L'Algérie face à la catastrophe suspendue : gérer la crise et blâmer le peuple sous Bouteflika (1999-2014)

Recension rédigée par Jacques Frémeaux


Sous ce titre déjà explicite, l’auteur a voulu décrire la manière dont le régime représenté, encore plus que dirigé, depuis 1999, par le président Abdelaziz Bouteflika a pu se construire et se prolonger au long de ses trois premiers mandats successifs. Derrière l’apparence d’un pouvoir présidentiel de plus en plus fantomatique, il montre la réalité d’un « cartel » qui regroupe membres du personnel politique, généraux, technocrates de la haute fonction publique, hommes d’affaires, selon une composition qui est loin d’être figée. Ce « cartel » est parvenu au pouvoir à l’issue de la guerre civile des années 1991-1999, elle-même résultat d’une crise économique et politique latente depuis la fin des années 1970. Il s’est imposé à travers le contrôle des agents du pouvoir (administration, police, armée), et la gestion des finances publiques (en premier lieu la rente pétrolière, qui permet d’apaiser les éventuelles colères par des allocations bien ciblées, comme la subvention des denrées de première nécessité). Ainsi « l’ordre se caractérise par la capacité de ses tenants à gérer la population dans le cadre d’une économie politique de la privation et de la redistribution » (p. 328).

Cet ordre s’exerce au nom d’une démocratie à géométrie variable, qui sait se montrer, selon les besoins, débonnaire ou autoritaire, en jouant sur les limites très imprécises du champ des libertés publiques et individuelles. Le système profite aussi de la peur qu’inspire l’évocation de la « décennie noire », dont il se vante d’avoir fait sortir l’Algérie et dont il se prétend seul capable d’empêcher le retour. Face à lui, les oppositions sont fragmentées, peu en état de proposer un projet politique et économique alternatif valable, et surtout de présenter un modèle autre que celui d’un groupe de dirigeants guidant un peuple jugé immature (« peuple-enfant ») selon les mêmes principes de gouvernance prétendument éclairée. De son côté, la masse de la population n’a guère de confiance dans ces dirigeants accusés d’avoir trahi les idéaux de la Révolution, et de faire bon marché de la Nation et de la Démocratie. Cette suspicion, illustrée par d’innombrables rumeurs dénonçant l’action de l’étranger, notamment celle de la France « colonialiste », contribue un peu plus à figer les évolutions, en opposant les masses aux élites dans une méfiance réciproque.

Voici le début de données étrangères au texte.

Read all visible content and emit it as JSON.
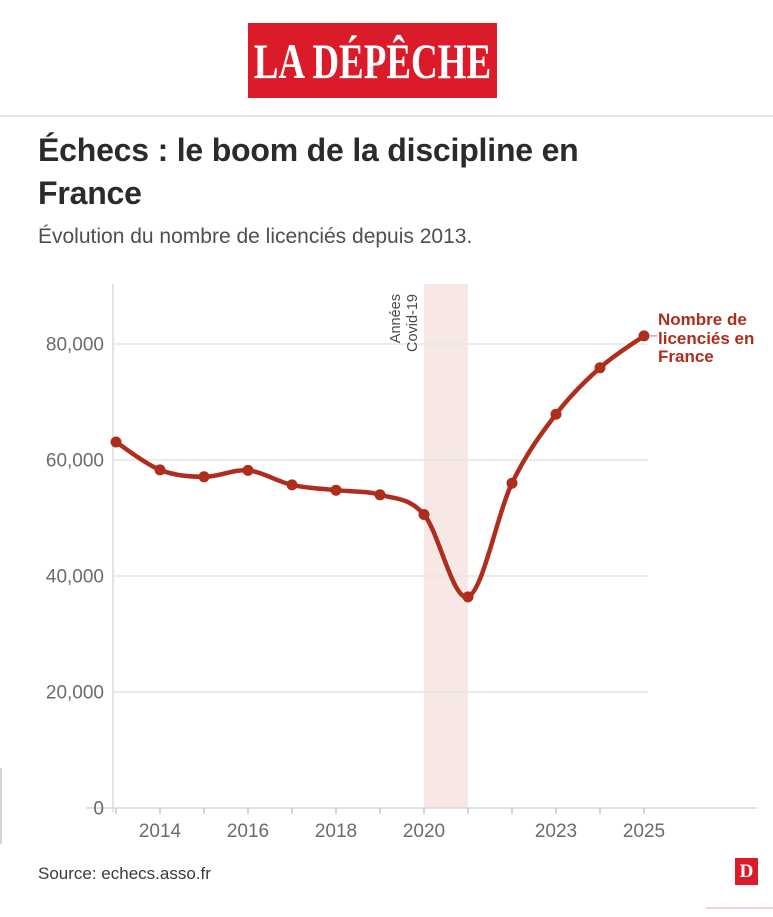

On regrette évidemment que Thierry Serres n’ait pas ajouté à son livre un chapitre qui mènerait son lecteur jusqu’au départ du président, et aux incertitudes actuelles. Il n’empêche que cet ouvrage apporte en soi une très importante contribution à qui souhaite comprendre les évolutions (ou les blocages) qui touchent l’Algérie d’aujourd’hui. Il est en effet riche en réflexions théoriques, étayées par une importante bibliographie, mais aussi en témoignages, voire en anecdotes, recueillis sur le terrain. On dira pour finir que le lecteur ne peut s’empêcher, en lisant ces pages consacrées à l’Algérie, d’établir quelques comparaisons avec la manière dont la classe dirigeante française tente aujourd’hui de gérer les conséquences des profondes transformations révélées à partir de la crise de 2008, accentuée par la montée du terrorisme. On réfléchira notamment à la phrase (à lire naturellement cum grano salis) : « la crise qui s’éternise est devenue un moyen de gérer le pays en imposant un ordre sécuritaire et une économie basée sur le manque » (p. 276).